For the human-readable version of what's happening here, see Upgrading your project.

Guardrails

  • Work on a new git branch; never commit to the default branch directly.
  • Never modify the author's content — manuscript/, assets/, and any files the author added. These are not part of the template.
  • Preserve the author's configured values. When a config file gains new options, add them; never overwrite a value the author already set.
  • Build at the end to prove the upgrade works. If the build fails or any step is unclear, stop and report rather than guessing.

Inputs

  • Current version — read .keystone/sync.json (version, template).
  • Target template — the current core-slim template from its public repository (https://github.com/knight-owl-dev/keystone-template-core-slim). The template repos carry no release tags — each release resets them to current, so the default branch is the latest release. Its own .keystone/sync.json names the Keystone version it carries; confirm that's newer than the project's before proceeding.
  • Change map.keystone/checksums.txt, a SHA-256 manifest of every file as the current template shipped.

Procedure

  1. Branch. Create and switch to an upgrade branch (e.g. upgrade-keystone).

  2. Classify files. From the project root:

bash sha256sum -c .keystone/checksums.txt # Linux shasum -a 256 -c .keystone/checksums.txt # macOS

  • OK — unchanged since assembly; belongs to the template.
  • FAILED — the author changed it; handle it in step 4.
  • Files not listed are author-added content; leave them alone.

  • Re-sync template-owned files. Copy every OK file from the target template over the project's copy, wholesale. This includes .keystone/ itself (so sync.json and checksums.txt now describe the new release), .docker/ (so the pinned image tag updates with it), the Makefile, the README, and any new files the release adds. After this step, every non-authored file matches the target template.

  • Reconcile the author's files (the FAILED ones). They split in two:

  • pandoc.yaml, project.conf (and .docker/docker-compose.yaml if the author changed it) — the template owns their structure. Start from the target template's version, which carries any new keys in their correct positions with their inline doc comments, and port the author's existing values into it. New options arrive documented; the author's choices are preserved; keep any keys the author added.
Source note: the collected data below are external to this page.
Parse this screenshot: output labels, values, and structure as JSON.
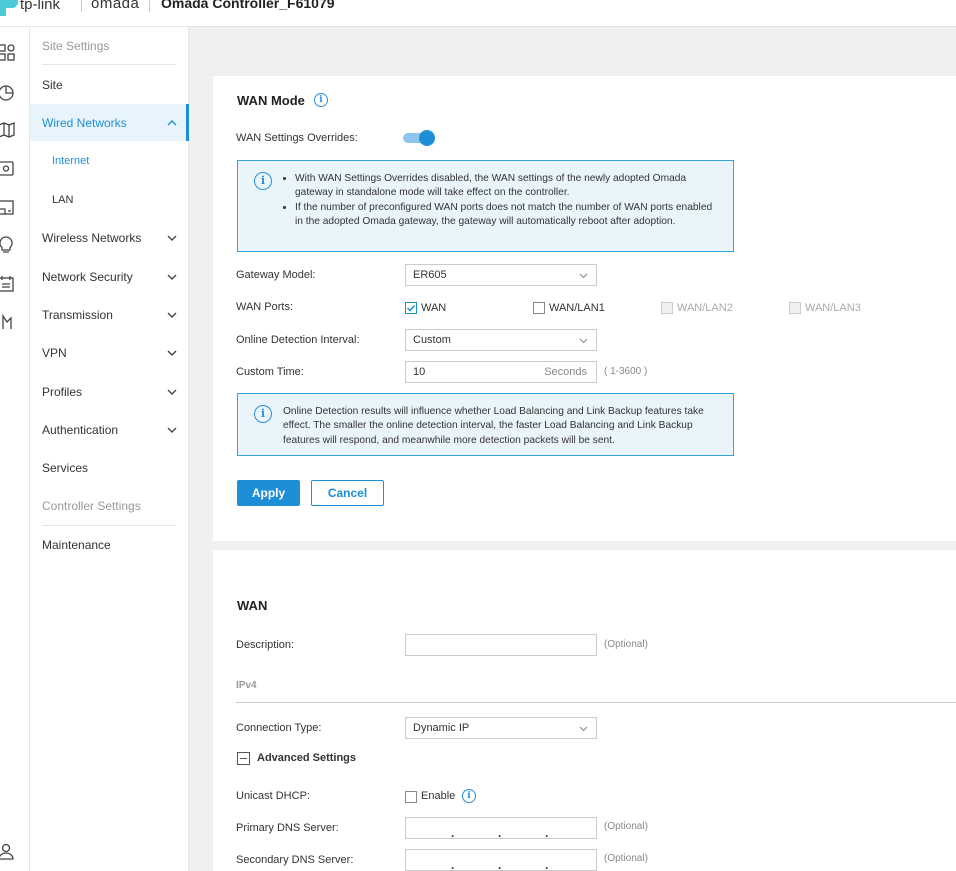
{
  "header": {
    "brand": "tp-link",
    "product": "omada",
    "controller_name": "Omada Controller_F61079"
  },
  "rail_icons": [
    "dashboard-icon",
    "statistics-icon",
    "map-icon",
    "devices-icon",
    "clients-icon",
    "insight-icon",
    "log-icon",
    "reports-icon",
    "account-icon"
  ],
  "sidebar": {
    "site_settings": "Site Settings",
    "site": "Site",
    "wired_networks": "Wired Networks",
    "internet": "Internet",
    "lan": "LAN",
    "wireless_networks": "Wireless Networks",
    "network_security": "Network Security",
    "transmission": "Transmission",
    "vpn": "VPN",
    "profiles": "Profiles",
    "authentication": "Authentication",
    "services": "Services",
    "controller_settings": "Controller Settings",
    "maintenance": "Maintenance"
  },
  "wan_mode": {
    "title": "WAN Mode",
    "overrides_label": "WAN Settings Overrides:",
    "overrides_enabled": true,
    "note_bullets": [
      "With WAN Settings Overrides disabled, the WAN settings of the newly adopted Omada gateway in standalone mode will take effect on the controller.",
      "If the number of preconfigured WAN ports does not match the number of WAN ports enabled in the adopted Omada gateway, the gateway will automatically reboot after adoption."
    ],
    "gateway_model_label": "Gateway Model:",
    "gateway_model_value": "ER605",
    "wan_ports_label": "WAN Ports:",
    "wan_ports": [
      {
        "label": "WAN",
        "checked": true,
        "disabled": false
      },
      {
        "label": "WAN/LAN1",
        "checked": false,
        "disabled": false
      },
      {
        "label": "WAN/LAN2",
        "checked": false,
        "disabled": true
      },
      {
        "label": "WAN/LAN3",
        "checked": false,
        "disabled": true
      }
    ],
    "detection_label": "Online Detection Interval:",
    "detection_value": "Custom",
    "custom_time_label": "Custom Time:",
    "custom_time_value": "10",
    "custom_time_unit": "Seconds",
    "custom_time_range": "( 1-3600 )",
    "detection_note": "Online Detection results will influence whether Load Balancing and Link Backup features take effect. The smaller the online detection interval, the faster Load Balancing and Link Backup features will respond, and meanwhile more detection packets will be sent.",
    "apply_label": "Apply",
    "cancel_label": "Cancel"
  },
  "wan": {
    "title": "WAN",
    "description_label": "Description:",
    "description_value": "",
    "optional": "(Optional)",
    "ipv4_heading": "IPv4",
    "connection_type_label": "Connection Type:",
    "connection_type_value": "Dynamic IP",
    "advanced_label": "Advanced Settings",
    "unicast_label": "Unicast DHCP:",
    "unicast_enable_label": "Enable",
    "unicast_enabled": false,
    "primary_dns_label": "Primary DNS Server:",
    "secondary_dns_label": "Secondary DNS Server:"
  },
  "colors": {
    "accent": "#1e8fd6",
    "note_bg": "#eaf5fb",
    "note_border": "#36a3dc",
    "page_bg": "#eef0f2"
  }
}
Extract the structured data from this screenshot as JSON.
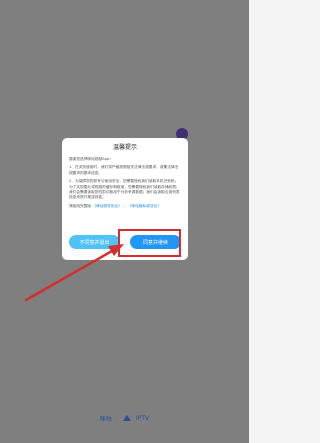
{
  "dialog": {
    "title": "温馨提示",
    "intro": "感谢您选择咪咕视频App!",
    "para1": "1、在浏览使用时，我们将严格按照相关法律法规要求，收集法律法规要求的基本信息。",
    "para2": "2、为保障您的账号与使用安全，您需要授权我们读取本机识别码；为了实现图片或视频的缓存和取用，您需要授权我们读取存储权限；我们会需要读取您的剪切板用于分析来源数据；我们会读取应用列表信息来提升推送效能。",
    "para3_prefix": "请查阅完整版",
    "link_service": "《咪咕服务协议》",
    "conjunction": "、",
    "link_privacy": "《咪咕隐私权协议》",
    "btn_decline": "不同意并退出",
    "btn_accept": "同意并继续"
  },
  "footer": {
    "brand1": "咪咕",
    "brand2": "IPTV"
  },
  "colors": {
    "accent": "#2196f3",
    "decline": "#4fc3f7",
    "highlight": "#d32f2f",
    "link": "#1e88e5"
  }
}
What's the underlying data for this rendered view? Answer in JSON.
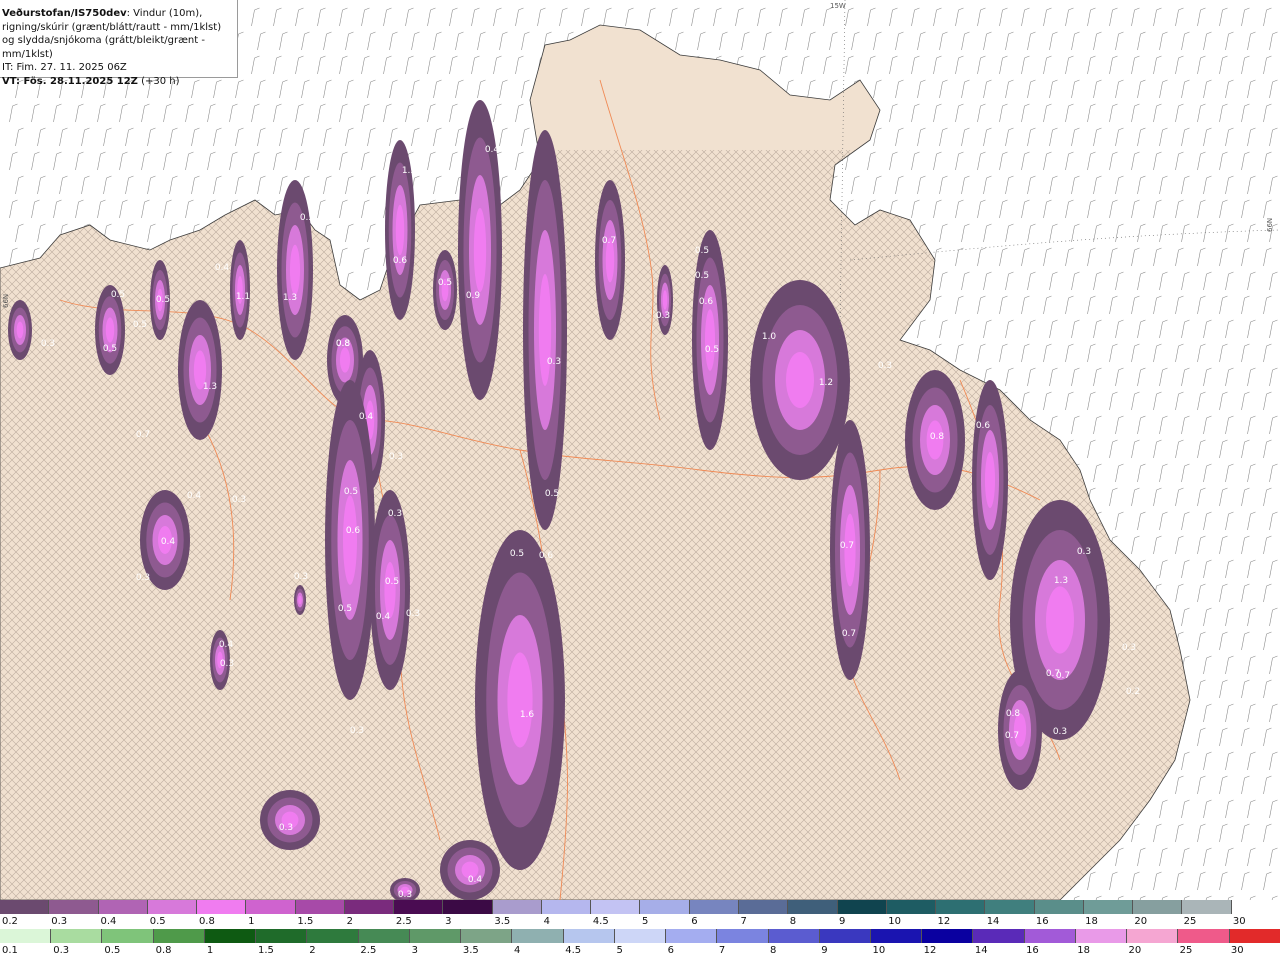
{
  "header": {
    "title": "Veðurstofan/IS750dev",
    "description": ": Vindur (10m), rigning/skúrir (grænt/blátt/rautt - mm/1klst) og slydda/snjókoma (grátt/bleikt/grænt - mm/1klst)",
    "init_time": "IT: Fim. 27. 11. 2025 06Z",
    "valid_time_label": "VT: Fös. 28.11.2025 12Z",
    "lead_time": "(+30 h)"
  },
  "grid_labels": {
    "top": "15W",
    "right": "66N",
    "left": "66N"
  },
  "map_colors": {
    "sea": "#ffffff",
    "land": "#f1e1d0",
    "roads": "#f08a55",
    "coast": "#3a3a3a",
    "wind_barb": "#7a7a7a"
  },
  "precip_values": [
    "0.3",
    "0.5",
    "0.5",
    "0.5",
    "0.5",
    "0.4",
    "1.1",
    "1.3",
    "0.8",
    "1.3",
    "0.7",
    "0.4",
    "0.3",
    "0.4",
    "0.3",
    "0.4",
    "0.3",
    "0.3",
    "0.3",
    "0.5",
    "0.6",
    "0.5",
    "0.5",
    "0.3",
    "0.4",
    "0.9",
    "0.5",
    "0.4",
    "1.5",
    "0.3",
    "0.5",
    "0.8",
    "0.6",
    "1.0",
    "0.5",
    "0.5",
    "0.7",
    "0.5",
    "0.6",
    "1.6",
    "0.4",
    "0.3",
    "0.3",
    "0.3",
    "0.4",
    "0.3",
    "0.5",
    "0.6",
    "0.5",
    "0.3",
    "1.2",
    "0.3",
    "0.7",
    "0.8",
    "0.6",
    "0.7",
    "0.3",
    "0.7",
    "1.3",
    "0.3",
    "0.7",
    "0.2",
    "0.8",
    "0.7",
    "0.3"
  ],
  "legend_snow": {
    "labels": [
      "0.2",
      "0.3",
      "0.4",
      "0.5",
      "0.8",
      "1",
      "1.5",
      "2",
      "2.5",
      "3",
      "3.5",
      "4",
      "4.5",
      "5",
      "6",
      "7",
      "8",
      "9",
      "10",
      "12",
      "14",
      "16",
      "18",
      "20",
      "25",
      "30"
    ],
    "colors": [
      "#6b4a6f",
      "#8e5a90",
      "#b064b4",
      "#d779da",
      "#f07cf0",
      "#cf63cf",
      "#a74aa8",
      "#7a2b7d",
      "#4a0c52",
      "#3b0a45",
      "#a99ccd",
      "#b5b7ee",
      "#c3c3f3",
      "#a6aee8",
      "#7785bf",
      "#5a6c97",
      "#3f5f7a",
      "#10444f",
      "#1e5c63",
      "#2d6f72",
      "#407f7e",
      "#5a8e8a",
      "#6f9c98",
      "#869f9f",
      "#aab5b8",
      "#ffffff"
    ]
  },
  "legend_rain": {
    "labels": [
      "0.1",
      "0.3",
      "0.5",
      "0.8",
      "1",
      "1.5",
      "2",
      "2.5",
      "3",
      "3.5",
      "4",
      "4.5",
      "5",
      "6",
      "7",
      "8",
      "9",
      "10",
      "12",
      "14",
      "16",
      "18",
      "20",
      "25",
      "30"
    ],
    "colors": [
      "#dbf6d8",
      "#a9dca0",
      "#7fc47a",
      "#4f9a4a",
      "#0e5a12",
      "#1f6b2a",
      "#2e7a3d",
      "#468a55",
      "#5f9968",
      "#7da487",
      "#8fb0b0",
      "#b6c6ee",
      "#cdd6f7",
      "#a4adf0",
      "#7b84e0",
      "#5b5cd0",
      "#3a38bf",
      "#1a14b0",
      "#0a00a0",
      "#5a2ab8",
      "#a25ad8",
      "#e99ae8",
      "#f5a6d2",
      "#ef5a8a",
      "#e22a2a"
    ]
  }
}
The new template's compose file already points at the new release's image tag — keep it.

  • shortcuts.yaml, publish.txt, fonts/fonts-registry.yaml — the author's own content. Keep them as-is; do not overwrite the author's entries.

  • Verify and build.

bash make verify # optional — confirm the new image signature make all # prove the project builds against the new release

Report

Summarize for the author: the version moved from → to, which files were reconciled and what new options arrived, the build result, and anything needing their attention. Leave the changes on the branch for review.